BGR claims to have some more infos on the A6:
- model number S5L8945X (A5: S5L8940X, A4: S5L8930X)
- quad-core

http://www.bgr.com/2012/02/01/ipad-3-photos-show-quad-core-processor-wi-fi-and-global-lte-options/

So, quad-core Cortex-A9 it is?

Something odd about the cpu's id:

S5L8930X - A4
S5L8940X - A5
S5L8945X - A6

Notice the difference in the numbers? You kind of expect for a "A6", that they increase it to S5L8950X.

When they moved from the 30X (A4 ) -> 40X ( A5 ), there was a new type of CPU ( A8 -> A9 ).

So, probably a updated version of the A5, with double the A9 Cortex core's on the CPU end. GPU is unknown. Makes the version numbering logical.

Its not surprising news. A new iPad, without a Quad core, when most high end tablet producers are moving to Quad core's.

Looks like the boot info, show about 1GB memory size ( not sure if its virtual memory, or factual memory => 244276 * 4 = 977104 and ... ( unreadable the rest behind it ) ).

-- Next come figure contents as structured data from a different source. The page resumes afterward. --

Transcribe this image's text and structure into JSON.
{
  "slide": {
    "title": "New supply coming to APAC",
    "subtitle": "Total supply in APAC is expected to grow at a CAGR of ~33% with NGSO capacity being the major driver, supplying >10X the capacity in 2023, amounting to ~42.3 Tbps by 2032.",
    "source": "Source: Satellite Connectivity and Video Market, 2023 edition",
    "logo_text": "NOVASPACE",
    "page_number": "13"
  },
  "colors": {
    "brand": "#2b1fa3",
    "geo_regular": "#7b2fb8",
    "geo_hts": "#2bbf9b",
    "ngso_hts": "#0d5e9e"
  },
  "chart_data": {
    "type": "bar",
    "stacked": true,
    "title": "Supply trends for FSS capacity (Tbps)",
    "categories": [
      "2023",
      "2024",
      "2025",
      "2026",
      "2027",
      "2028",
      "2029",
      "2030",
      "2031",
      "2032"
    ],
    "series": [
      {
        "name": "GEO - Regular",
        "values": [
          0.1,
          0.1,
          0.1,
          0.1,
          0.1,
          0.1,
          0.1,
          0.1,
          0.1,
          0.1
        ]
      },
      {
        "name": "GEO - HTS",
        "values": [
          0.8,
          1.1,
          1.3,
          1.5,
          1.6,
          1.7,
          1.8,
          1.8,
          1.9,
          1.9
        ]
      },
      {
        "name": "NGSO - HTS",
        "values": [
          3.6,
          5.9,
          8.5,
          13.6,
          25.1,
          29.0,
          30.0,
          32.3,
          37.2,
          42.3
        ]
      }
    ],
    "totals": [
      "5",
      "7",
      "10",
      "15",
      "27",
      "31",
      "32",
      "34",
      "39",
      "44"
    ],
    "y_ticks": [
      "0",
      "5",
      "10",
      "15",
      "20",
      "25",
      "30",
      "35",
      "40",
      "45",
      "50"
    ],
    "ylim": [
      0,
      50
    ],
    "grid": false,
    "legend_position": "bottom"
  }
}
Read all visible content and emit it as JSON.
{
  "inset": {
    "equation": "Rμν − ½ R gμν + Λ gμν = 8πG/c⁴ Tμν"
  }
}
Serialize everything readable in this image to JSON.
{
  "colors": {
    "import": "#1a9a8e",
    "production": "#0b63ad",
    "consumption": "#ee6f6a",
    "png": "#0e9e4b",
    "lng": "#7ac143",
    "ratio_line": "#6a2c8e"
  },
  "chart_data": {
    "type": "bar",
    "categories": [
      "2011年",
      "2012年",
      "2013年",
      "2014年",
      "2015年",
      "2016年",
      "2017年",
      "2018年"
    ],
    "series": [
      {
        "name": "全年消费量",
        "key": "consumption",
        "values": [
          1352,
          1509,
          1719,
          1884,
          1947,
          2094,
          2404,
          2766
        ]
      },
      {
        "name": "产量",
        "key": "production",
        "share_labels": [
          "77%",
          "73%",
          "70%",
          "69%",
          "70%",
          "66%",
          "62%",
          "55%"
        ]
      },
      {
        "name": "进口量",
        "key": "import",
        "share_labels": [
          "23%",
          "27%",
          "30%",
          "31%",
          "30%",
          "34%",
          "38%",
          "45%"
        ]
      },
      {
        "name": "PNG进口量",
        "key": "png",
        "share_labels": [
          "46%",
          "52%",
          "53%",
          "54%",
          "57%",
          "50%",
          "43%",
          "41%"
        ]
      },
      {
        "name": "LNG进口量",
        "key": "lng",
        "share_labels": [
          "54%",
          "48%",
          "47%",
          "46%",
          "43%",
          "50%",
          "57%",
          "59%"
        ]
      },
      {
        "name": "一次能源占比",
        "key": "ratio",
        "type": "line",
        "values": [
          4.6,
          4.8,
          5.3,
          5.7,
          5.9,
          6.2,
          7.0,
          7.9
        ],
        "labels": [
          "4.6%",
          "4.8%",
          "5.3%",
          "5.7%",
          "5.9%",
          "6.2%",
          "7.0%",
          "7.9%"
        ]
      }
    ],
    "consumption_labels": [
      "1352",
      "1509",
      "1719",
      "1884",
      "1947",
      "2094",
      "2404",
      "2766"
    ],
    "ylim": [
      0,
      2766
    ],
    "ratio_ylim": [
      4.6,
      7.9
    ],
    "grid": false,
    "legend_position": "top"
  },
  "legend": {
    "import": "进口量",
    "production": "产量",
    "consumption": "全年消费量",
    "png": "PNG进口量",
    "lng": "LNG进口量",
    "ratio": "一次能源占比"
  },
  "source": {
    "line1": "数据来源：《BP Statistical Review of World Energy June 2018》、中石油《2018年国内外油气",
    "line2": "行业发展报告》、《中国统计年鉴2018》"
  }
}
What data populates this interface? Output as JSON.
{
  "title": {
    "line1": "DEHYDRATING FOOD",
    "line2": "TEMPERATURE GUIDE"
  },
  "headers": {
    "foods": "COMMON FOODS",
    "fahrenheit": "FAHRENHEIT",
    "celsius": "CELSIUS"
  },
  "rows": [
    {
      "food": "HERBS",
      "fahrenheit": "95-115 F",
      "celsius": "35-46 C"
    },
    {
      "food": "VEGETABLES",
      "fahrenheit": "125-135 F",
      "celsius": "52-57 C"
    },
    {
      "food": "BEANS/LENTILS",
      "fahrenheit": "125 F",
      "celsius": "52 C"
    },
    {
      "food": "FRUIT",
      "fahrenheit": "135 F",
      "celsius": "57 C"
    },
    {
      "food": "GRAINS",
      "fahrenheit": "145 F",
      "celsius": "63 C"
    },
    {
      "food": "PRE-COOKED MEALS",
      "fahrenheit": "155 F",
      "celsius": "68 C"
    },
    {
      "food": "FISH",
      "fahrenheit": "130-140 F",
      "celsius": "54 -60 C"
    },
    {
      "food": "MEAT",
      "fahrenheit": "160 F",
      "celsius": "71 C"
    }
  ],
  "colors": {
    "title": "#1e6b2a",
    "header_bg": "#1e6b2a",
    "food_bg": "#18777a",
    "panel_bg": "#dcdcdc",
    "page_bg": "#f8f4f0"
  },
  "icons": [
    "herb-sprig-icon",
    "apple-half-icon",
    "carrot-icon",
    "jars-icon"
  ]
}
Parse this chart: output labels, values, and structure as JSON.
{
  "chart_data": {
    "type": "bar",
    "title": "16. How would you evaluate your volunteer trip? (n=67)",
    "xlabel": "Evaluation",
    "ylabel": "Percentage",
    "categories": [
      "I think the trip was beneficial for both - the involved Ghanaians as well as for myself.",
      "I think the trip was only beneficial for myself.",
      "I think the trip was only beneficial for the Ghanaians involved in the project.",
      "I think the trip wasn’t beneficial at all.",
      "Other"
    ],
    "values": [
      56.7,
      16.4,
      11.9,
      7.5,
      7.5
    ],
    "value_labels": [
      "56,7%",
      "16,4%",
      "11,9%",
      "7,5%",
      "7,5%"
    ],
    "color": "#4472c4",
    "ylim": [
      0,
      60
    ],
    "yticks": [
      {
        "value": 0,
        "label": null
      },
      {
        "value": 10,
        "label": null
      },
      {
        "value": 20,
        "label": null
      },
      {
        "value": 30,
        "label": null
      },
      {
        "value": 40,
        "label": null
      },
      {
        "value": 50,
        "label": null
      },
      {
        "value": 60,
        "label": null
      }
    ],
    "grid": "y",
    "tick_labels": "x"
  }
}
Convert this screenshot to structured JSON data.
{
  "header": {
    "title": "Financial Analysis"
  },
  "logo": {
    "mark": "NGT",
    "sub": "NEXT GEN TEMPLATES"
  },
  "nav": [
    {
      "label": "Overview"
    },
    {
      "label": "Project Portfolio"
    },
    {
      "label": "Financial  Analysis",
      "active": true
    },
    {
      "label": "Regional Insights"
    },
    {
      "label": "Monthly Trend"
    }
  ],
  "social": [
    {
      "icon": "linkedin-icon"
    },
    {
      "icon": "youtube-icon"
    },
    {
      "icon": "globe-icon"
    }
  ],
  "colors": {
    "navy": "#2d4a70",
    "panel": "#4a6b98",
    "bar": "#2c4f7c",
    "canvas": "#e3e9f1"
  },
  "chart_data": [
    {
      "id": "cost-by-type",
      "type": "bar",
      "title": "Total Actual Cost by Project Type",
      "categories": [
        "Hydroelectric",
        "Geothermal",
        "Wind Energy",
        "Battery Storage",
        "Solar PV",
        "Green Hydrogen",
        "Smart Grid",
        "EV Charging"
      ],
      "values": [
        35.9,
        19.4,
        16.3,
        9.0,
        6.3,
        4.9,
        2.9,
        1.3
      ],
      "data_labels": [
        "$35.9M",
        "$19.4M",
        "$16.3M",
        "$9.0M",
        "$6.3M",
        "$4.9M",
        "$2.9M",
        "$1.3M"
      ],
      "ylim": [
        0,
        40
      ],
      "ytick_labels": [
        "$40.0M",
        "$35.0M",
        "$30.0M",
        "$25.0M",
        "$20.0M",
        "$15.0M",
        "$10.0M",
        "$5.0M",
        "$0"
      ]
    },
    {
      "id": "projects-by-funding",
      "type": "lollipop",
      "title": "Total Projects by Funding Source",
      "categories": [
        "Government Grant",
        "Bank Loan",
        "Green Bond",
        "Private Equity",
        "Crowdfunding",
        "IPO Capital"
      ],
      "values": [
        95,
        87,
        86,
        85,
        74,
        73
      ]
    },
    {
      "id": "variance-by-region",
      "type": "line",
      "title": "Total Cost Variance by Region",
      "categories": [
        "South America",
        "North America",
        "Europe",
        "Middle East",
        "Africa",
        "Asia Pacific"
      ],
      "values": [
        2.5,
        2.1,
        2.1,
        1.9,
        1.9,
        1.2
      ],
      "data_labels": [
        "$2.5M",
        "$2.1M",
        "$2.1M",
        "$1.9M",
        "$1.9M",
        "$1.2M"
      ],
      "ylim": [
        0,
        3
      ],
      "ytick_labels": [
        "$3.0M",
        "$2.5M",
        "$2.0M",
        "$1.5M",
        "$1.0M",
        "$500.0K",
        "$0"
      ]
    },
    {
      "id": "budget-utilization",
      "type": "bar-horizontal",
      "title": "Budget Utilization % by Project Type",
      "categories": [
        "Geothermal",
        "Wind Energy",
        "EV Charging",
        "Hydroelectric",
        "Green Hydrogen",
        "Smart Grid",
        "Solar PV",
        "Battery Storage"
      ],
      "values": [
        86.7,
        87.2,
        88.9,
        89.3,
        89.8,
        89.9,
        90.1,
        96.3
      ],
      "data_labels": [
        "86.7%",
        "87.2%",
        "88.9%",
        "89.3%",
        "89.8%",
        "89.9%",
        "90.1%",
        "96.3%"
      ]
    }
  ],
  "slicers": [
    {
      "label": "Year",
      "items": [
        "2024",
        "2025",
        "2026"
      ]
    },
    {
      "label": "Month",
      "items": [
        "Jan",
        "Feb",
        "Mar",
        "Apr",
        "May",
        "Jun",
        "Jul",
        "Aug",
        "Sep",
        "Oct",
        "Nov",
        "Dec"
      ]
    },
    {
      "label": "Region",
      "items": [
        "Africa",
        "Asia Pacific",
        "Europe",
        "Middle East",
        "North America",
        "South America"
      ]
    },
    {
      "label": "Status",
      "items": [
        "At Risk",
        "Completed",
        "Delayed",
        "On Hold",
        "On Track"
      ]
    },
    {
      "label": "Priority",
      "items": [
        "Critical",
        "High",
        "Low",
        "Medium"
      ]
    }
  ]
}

Given that it has vm_page_bootstrap before it, looks like virtual memory.

Sounds logical for the iPad3 to have 1GB ( or more ) memory.

In other words, so far, no real surprising things that can be extracted from this information.
 
Have they all got inside info on each other or something? being as things take bloody years to design and sort out, how are they all correctly guessing what the other one is doing? how would Apple for instance know than quad would be the standard by now? had you asked me 18 months ago i would have laughed at you..

Im still not convinced yet...the numbering scheme points to a tick..that has been Apple's winning strategy untill now..the only thing that could sway it is the extra unit sales from marketing a quad core..that would be worth breaking the cycle.

Im 50/50, i really thought a clock speed bump to both the cpu/gpu with lpddr3..maybe some dedicated vram to help cope with the increase in res...now i also think a quad would make sense for them.